5. Wanting Short Term Solutions for Long Term Issues: This mistake often means that someone going through a divorce “just wants it to be over”. They are willing to give up what they are owed, so they do not have to confront the matter. They might forgo valuing assets (“we’ll just call it even…”), negotiating a fair division (“we would have to go to Court, and I want to avoid that at all costs…”), or seeking their equitable share of the assets (“the other party will call me greedy and insult me like they have done for years…”) because they want the pain to stop. Sometimes it means allowing the other person to have an ill-advised custody schedule because they are afraid to challenge the other parent. They just want this pain to stop. However, the pain does not stop when the divorce becomes final. The pain is replaced with the horrible realization of what now exists and cannot be reversed. An unfair division of the assets, where one party is left with very little because they were not willing to fight for what they deserved, tends to chafe even more as the process ends. Living with what feels like injustice because the other side “won”—even with self-inflicted injustice-- festers to the point of bitterness. Regret might be a good motivator of what to not do in the future, but it rarely helps in a financial crisis. Failing to get a parenting plan right the first time because of a desire to avoid conflict, usually leads to years of continued conflict and misery as the issues were never properly addressed.

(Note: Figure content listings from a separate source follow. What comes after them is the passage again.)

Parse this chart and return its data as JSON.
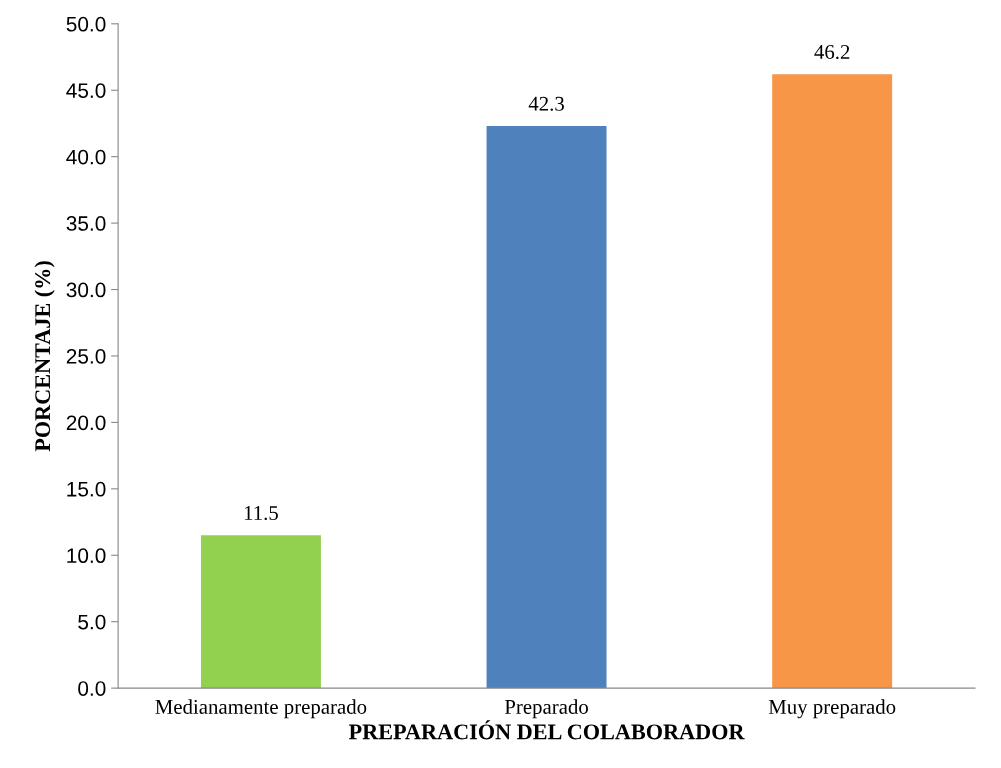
{
  "chart_data": {
    "type": "bar",
    "xlabel": "PREPARACIÓN DEL COLABORADOR",
    "ylabel": "PORCENTAJE (%)",
    "categories": [
      "Medianamente preparado",
      "Preparado",
      "Muy preparado"
    ],
    "values": [
      11.5,
      42.3,
      46.2
    ],
    "colors": [
      "#92d050",
      "#4f81bd",
      "#f79646"
    ],
    "ylim": [
      0,
      50
    ],
    "yticks": [
      {
        "value": 0,
        "label": "0.0"
      },
      {
        "value": 5,
        "label": "5.0"
      },
      {
        "value": 10,
        "label": "10.0"
      },
      {
        "value": 15,
        "label": "15.0"
      },
      {
        "value": 20,
        "label": "20.0"
      },
      {
        "value": 25,
        "label": "25.0"
      },
      {
        "value": 30,
        "label": "30.0"
      },
      {
        "value": 35,
        "label": "35.0"
      },
      {
        "value": 40,
        "label": "40.0"
      },
      {
        "value": 45,
        "label": "45.0"
      },
      {
        "value": 50,
        "label": "50.0"
      }
    ],
    "data_labels": true,
    "grid": false
  }
}
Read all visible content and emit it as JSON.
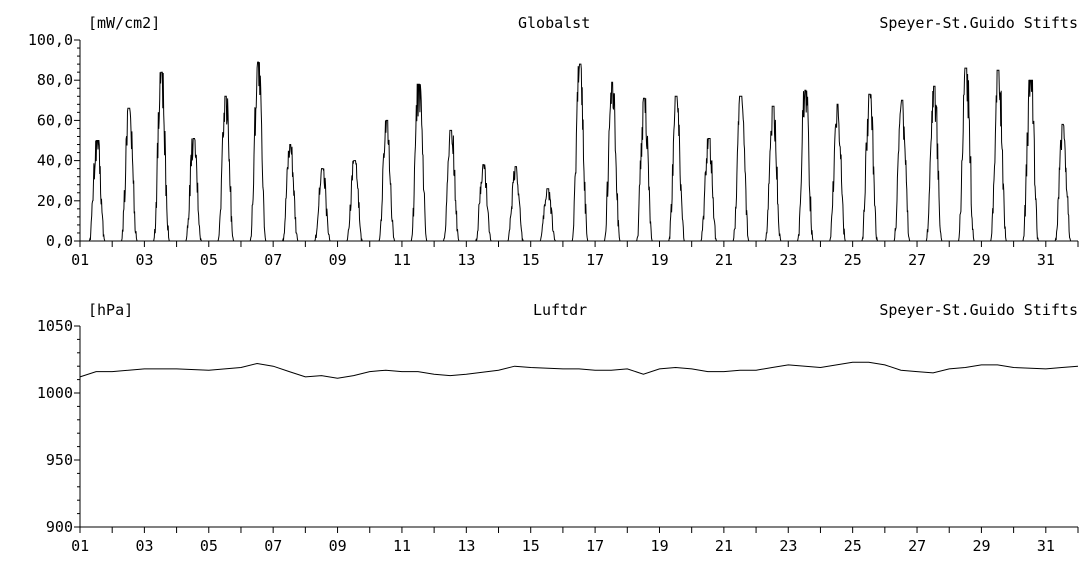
{
  "chart_data": [
    {
      "type": "line",
      "unit_label": "[mW/cm2]",
      "parameter": "Globalst",
      "station": "Speyer-St.Guido Stifts",
      "ylim": [
        0,
        100
      ],
      "y_ticks": [
        "0,0",
        "20,0",
        "40,0",
        "60,0",
        "80,0",
        "100,0"
      ],
      "y_tick_values": [
        0,
        20,
        40,
        60,
        80,
        100
      ],
      "xlim": [
        1,
        32
      ],
      "x_ticks": [
        "01",
        "03",
        "05",
        "07",
        "09",
        "11",
        "13",
        "15",
        "17",
        "19",
        "21",
        "23",
        "25",
        "27",
        "29",
        "31"
      ],
      "x_tick_values": [
        1,
        3,
        5,
        7,
        9,
        11,
        13,
        15,
        17,
        19,
        21,
        23,
        25,
        27,
        29,
        31
      ],
      "grid": false,
      "series": [
        {
          "daily_peaks": [
            50,
            66,
            84,
            51,
            72,
            89,
            48,
            36,
            40,
            60,
            78,
            55,
            38,
            37,
            26,
            88,
            79,
            71,
            72,
            51,
            72,
            67,
            75,
            68,
            73,
            70,
            77,
            86,
            85,
            80,
            58
          ],
          "day_span": [
            0.28,
            0.78
          ]
        }
      ]
    },
    {
      "type": "line",
      "unit_label": "[hPa]",
      "parameter": "Luftdr",
      "station": "Speyer-St.Guido Stifts",
      "ylim": [
        900,
        1050
      ],
      "y_ticks": [
        "900",
        "950",
        "1000",
        "1050"
      ],
      "y_tick_values": [
        900,
        950,
        1000,
        1050
      ],
      "xlim": [
        1,
        32
      ],
      "x_ticks": [
        "01",
        "03",
        "05",
        "07",
        "09",
        "11",
        "13",
        "15",
        "17",
        "19",
        "21",
        "23",
        "25",
        "27",
        "29",
        "31"
      ],
      "x_tick_values": [
        1,
        3,
        5,
        7,
        9,
        11,
        13,
        15,
        17,
        19,
        21,
        23,
        25,
        27,
        29,
        31
      ],
      "grid": false,
      "series": [
        {
          "x": [
            1,
            1.5,
            2,
            3,
            4,
            5,
            5.5,
            6,
            6.5,
            7,
            7.5,
            8,
            8.5,
            9,
            9.5,
            10,
            10.5,
            11,
            11.5,
            12,
            12.5,
            13,
            14,
            14.5,
            15,
            16,
            16.5,
            17,
            17.5,
            18,
            18.5,
            19,
            19.5,
            20,
            20.5,
            21,
            21.5,
            22,
            22.5,
            23,
            24,
            25,
            25.5,
            26,
            26.5,
            27,
            27.5,
            28,
            28.5,
            29,
            29.5,
            30,
            31,
            31.5,
            32
          ],
          "y": [
            1012,
            1016,
            1016,
            1018,
            1018,
            1017,
            1018,
            1019,
            1022,
            1020,
            1016,
            1012,
            1013,
            1011,
            1013,
            1016,
            1017,
            1016,
            1016,
            1014,
            1013,
            1014,
            1017,
            1020,
            1019,
            1018,
            1018,
            1017,
            1017,
            1018,
            1014,
            1018,
            1019,
            1018,
            1016,
            1016,
            1017,
            1017,
            1019,
            1021,
            1019,
            1023,
            1023,
            1021,
            1017,
            1016,
            1015,
            1018,
            1019,
            1021,
            1021,
            1019,
            1018,
            1019,
            1020
          ]
        }
      ]
    }
  ]
}
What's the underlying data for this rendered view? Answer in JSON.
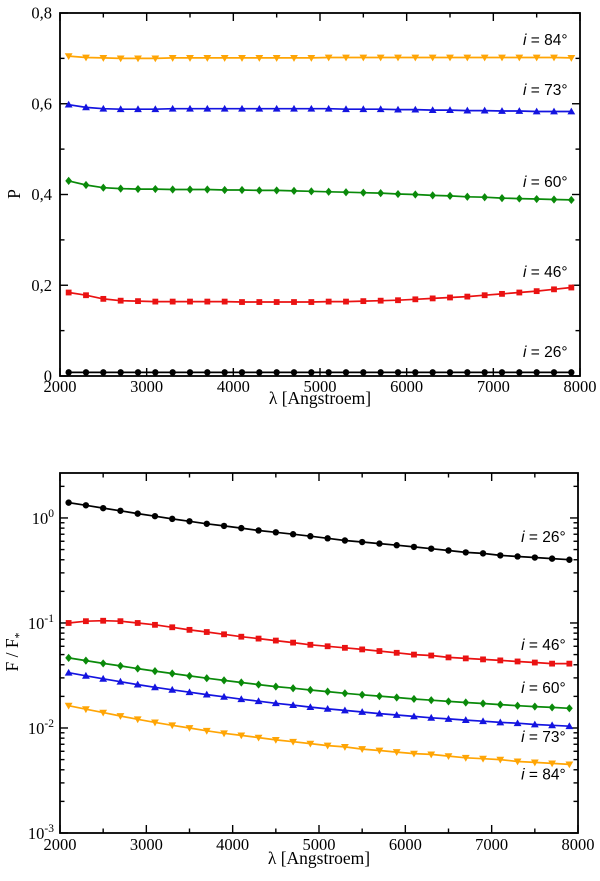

When someone is going through a divorce, they know that there will be disagreements. Rather than giving up so it can all be over earlier, they are better served with an attorney that will help them become strong enough to face the conflict. Providing information, education, options, strategies, straight talk, honest assessments and unlimited encouragement tailored to their Client’s unique situations is what a family law attorney should be doing. No-one wants to fight about everything in a divorce, but not picking and choosing battles wisely so it can be over sooner, only creates a future filled with regret.